When COVID-19 reached the Lewiston-Clarkston Valley in the spring of 2020, Oluwaseyi Arogudade was 14 years old. At the time, Arogudade said, she had been excited for an extra week of spring break. But as weeks turned into months because of school cancellations, she found she had a harder time connecting to her peers.

“Even little things like going to the grocery store with my family, it was just something that didn’t really happen anymore, because my parents wanted me to stay safe and wanted us to stay safe,” she said.

Arogudade also felt anxious watching things happen around her she was unable to control. She coped by writing, she said, something she’d done from an early age. Talking with others, she said, was harder.

“Even though I could FaceTime, and text, and call, I didn’t really do that,” she said. “I was just kind of nervous and on edge throughout those months.”

As she watched social justice movements rise to prominence in the wake of George Floyd’s murder that summer, she also felt alienated from some of her peers.

“Seeing the death of a Black man, a Black man who looked like my father and my brother, and a Black man who looked like a lot of the people in my life, was quite traumatizing,” she said. “Seeing the people that I would once call friends at the time belittle his death in a sense, kind of shocked me.

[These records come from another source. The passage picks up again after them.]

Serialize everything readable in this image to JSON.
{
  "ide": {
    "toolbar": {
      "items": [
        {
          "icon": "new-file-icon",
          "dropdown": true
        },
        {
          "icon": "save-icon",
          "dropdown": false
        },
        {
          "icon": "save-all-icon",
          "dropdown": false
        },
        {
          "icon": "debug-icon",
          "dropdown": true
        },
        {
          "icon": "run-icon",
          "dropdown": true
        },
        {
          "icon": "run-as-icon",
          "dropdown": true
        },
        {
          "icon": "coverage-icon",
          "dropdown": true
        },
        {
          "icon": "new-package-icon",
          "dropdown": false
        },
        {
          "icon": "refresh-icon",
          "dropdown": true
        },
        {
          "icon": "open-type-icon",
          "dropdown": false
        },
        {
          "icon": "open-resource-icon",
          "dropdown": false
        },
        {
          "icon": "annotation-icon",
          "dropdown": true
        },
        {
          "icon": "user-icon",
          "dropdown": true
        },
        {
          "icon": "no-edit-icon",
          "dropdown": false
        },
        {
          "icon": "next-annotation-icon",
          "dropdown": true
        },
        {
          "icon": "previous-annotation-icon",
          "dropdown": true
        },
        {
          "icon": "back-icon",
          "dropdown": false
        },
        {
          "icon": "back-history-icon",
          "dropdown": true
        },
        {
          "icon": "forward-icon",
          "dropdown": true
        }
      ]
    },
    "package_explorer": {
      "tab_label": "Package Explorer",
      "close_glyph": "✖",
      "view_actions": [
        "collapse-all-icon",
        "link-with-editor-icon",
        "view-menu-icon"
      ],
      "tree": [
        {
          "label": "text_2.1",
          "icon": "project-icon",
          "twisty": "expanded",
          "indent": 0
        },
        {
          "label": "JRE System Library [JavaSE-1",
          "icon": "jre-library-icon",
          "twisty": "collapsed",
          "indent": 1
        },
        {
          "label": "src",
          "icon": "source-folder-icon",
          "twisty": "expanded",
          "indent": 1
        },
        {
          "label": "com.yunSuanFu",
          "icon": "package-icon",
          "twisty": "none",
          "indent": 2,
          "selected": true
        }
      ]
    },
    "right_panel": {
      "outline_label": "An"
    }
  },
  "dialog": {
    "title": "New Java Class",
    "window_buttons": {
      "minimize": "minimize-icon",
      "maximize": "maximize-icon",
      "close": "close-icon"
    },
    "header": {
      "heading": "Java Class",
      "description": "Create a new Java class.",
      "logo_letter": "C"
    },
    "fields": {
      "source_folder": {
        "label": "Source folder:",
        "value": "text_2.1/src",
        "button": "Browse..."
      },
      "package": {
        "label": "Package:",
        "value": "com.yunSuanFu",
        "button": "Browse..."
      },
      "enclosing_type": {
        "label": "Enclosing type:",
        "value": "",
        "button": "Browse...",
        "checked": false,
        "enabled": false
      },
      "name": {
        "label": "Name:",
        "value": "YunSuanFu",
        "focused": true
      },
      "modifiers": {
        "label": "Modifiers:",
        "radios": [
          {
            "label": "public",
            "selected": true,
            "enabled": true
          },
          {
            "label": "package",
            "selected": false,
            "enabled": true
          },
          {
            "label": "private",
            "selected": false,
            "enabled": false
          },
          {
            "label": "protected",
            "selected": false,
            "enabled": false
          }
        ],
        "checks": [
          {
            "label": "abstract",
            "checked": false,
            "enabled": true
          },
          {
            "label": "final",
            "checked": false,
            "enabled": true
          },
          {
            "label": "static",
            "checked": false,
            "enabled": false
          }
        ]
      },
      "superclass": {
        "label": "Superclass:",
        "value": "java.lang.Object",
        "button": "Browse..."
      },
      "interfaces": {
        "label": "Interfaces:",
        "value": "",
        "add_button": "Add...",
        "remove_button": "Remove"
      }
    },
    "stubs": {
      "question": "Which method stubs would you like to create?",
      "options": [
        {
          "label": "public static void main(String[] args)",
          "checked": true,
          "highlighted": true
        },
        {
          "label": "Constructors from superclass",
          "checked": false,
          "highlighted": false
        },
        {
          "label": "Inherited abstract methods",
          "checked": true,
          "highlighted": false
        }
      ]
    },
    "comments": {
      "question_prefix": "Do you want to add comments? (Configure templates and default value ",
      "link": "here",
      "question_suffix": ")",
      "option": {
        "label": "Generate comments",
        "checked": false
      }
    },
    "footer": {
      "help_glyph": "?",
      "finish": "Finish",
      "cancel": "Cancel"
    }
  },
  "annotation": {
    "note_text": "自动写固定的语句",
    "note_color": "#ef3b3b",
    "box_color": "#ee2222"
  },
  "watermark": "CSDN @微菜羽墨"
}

And it confused me.”

Arogudade said those experiences served a big part of shaping her perspective. Now, at 17 years old, she feels she has a stronger sense of self and knows who she is and what she wants. 

“I think the pandemic and just all the things that happened within the year of 2020 helped me know what I want within friendships, and who I want around me, and what values I hold really dear to me,” she said.

This report is made possible by the cooperative agreement with NWPB, the Lewiston Tribune and the Moscow-Pullman Daily News.